Have you ever stretched or compressed a spring and felt its resistance? Springs possess a unique property of material known as elasticity. When an elastic object, such as a spring, is stretched or compressed, a force is exerted on the stretching or compressing object . This is called elastic spring force, which also makes the object return to its original length.

Mechanism of the dispenser:

From the question, we can tell that using the candy dispenser involves two steps.

Step 1: Placing the candy in the dispenser

Step 2: Removing the head to dispense the candy

If you’ve ever come across a Pez candy dispenser, you’ll undoubtedly recall its playful design, often featuring a cute character or a whimsical head on top. However, the real magic lies in the simple yet fascinating mechanism hidden within. As you slide the head backward, like pulling a tiny lever, something enchanting occurs – a delightful piece of candy pops out from the dispenser. Here’s what is happening.

Suggested answer: The compressed spring X exerts an elastic spring force on the sweets, when it returns to its original length and pushes the sweets upwards.

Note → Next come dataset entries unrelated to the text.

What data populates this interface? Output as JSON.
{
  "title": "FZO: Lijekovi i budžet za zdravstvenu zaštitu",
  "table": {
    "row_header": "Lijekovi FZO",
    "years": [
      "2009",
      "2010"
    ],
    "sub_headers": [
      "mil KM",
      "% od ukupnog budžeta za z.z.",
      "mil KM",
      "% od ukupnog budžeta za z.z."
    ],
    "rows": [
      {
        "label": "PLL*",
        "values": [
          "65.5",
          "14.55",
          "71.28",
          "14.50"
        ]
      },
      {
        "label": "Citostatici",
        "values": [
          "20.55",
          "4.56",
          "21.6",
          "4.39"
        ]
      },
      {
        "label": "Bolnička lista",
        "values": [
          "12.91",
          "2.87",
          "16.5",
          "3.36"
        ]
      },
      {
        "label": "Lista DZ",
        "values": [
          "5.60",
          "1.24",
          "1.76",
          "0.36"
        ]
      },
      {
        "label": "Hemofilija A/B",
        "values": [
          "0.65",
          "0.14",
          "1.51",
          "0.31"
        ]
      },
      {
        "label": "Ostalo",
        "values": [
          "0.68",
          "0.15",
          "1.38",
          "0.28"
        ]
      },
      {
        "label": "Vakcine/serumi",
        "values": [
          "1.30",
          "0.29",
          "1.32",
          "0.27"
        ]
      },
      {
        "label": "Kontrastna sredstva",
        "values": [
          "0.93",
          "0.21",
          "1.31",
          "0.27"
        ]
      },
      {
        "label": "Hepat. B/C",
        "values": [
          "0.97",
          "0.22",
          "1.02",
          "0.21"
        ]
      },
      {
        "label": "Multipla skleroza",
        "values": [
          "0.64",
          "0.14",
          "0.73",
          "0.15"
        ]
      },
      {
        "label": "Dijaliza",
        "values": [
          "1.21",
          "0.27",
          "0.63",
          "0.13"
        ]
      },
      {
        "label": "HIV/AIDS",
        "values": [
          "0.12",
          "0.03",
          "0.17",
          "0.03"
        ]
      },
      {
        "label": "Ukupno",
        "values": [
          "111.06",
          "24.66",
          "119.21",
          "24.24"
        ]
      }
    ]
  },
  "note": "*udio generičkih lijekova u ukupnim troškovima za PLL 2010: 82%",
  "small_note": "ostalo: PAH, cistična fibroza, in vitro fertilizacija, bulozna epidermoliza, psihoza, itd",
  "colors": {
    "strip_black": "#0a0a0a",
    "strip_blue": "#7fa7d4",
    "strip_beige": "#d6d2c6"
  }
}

(c) Next, Mrs Tan changes spring X to spring Y. She observed that the sweet in the dispenser moved a shorter distance. Explain why.

Looking at the graph, spring Y compressed a total distance of 2 units, less than spring X which compressed a total distance of 5 units.

Elasticity and Compressed Distance:

For elastic materials, the more elastic an object is, the longer the distance moved when compressed. A more elastic spring will therefore become shorter when compressed with the same force/weight.

Since spring Y moves a shorter distance than spring X with the same weight, Spring Y is less elastic or stiffer.

Suggested answer: Spring Y is stiffer than X. Therefore, it will be compressed less for the same weight of the sweets. Hence, there is less elastic spring force exerted on the spring and pushes out the sweet with less force.